ATCC: Adaptive Concurrency Control for Unforeseen Agentic Transactions

TL;DR

This paper presents ATCC, an adaptive concurrency control system that dynamically manages agentic transactions powered by LLMs, significantly improving throughput and reducing latency in unpredictable, long-running transaction workloads.

Contribution

ATCC introduces a reinforcement learning-based adaptive concurrency control mechanism tailored for the unique characteristics of agentic transactions.

Findings

Up to 10,000x throughput improvement over existing schemes.

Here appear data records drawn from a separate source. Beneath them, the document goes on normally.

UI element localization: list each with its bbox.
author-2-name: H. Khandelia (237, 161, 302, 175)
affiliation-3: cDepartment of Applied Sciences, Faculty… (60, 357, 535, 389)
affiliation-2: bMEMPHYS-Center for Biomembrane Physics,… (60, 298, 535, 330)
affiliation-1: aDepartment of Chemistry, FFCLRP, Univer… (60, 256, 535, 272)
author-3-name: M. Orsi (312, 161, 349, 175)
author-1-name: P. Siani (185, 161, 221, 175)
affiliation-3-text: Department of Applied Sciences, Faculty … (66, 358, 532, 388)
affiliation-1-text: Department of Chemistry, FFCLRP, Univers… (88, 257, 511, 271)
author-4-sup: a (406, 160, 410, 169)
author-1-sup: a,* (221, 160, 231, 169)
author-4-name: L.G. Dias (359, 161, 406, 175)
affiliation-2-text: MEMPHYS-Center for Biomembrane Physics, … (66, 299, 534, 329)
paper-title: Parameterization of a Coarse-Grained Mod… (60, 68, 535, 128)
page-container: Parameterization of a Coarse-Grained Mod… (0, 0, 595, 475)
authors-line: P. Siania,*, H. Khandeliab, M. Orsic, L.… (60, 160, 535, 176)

Reduces tail latency by up to 90%.

Effectively handles long, irregular, and non-deterministic transactions.

Abstract

Data agents, empowered by Large Language Models (LLMs), introduce a new paradigm in transaction processing. Unlike traditional applications with fixed patterns, data agents run online-generated workflows that repeatedly issue SQL statements, reason over intermediate results, and revise subsequent plans. To ensure data consistency, these SQL statements issued by an agent should be integrated into a transaction, referred to as agentic transactions. Agentic transactions exhibit unforeseen characteristics, including long execution times, irregular execution intervals, and non-deterministic access patterns, breaking the assumptions underlying concurrency control (CC) (e.g., short-lived, predefined). Traditional CC schemes, which rely on fixed policies, fail to capture such dynamic behavior, resulting in inadequate performance. This paper introduces ATCC, an adaptive Concurrency Control for Agentic Transactions. ATCC continuously monitors and interprets the runtime behavior of each agentic transaction, evaluates its interactive phases, and dynamically adapts optimistic or pessimistic execution for each transaction. To ensure precise timing for adaptive switches, ATCC employs a reinforcement learning-based policy to balance immediate blocking against future abort costs. Additionally, to mitigate contention-induced tail latency and wasted reasoning cost caused by abort, a cost-aware priority-based lock scheduling is integrated to prioritize expensive or latency-sensitive transactions. Experimental results under agentic-like YCSB and TPC-C workloads demonstrate that ATCC improves the throughput of agentic transactions by up to four orders of magnitude and reduces tail latency by up to 90% compared to state-of-the-art CC schemes.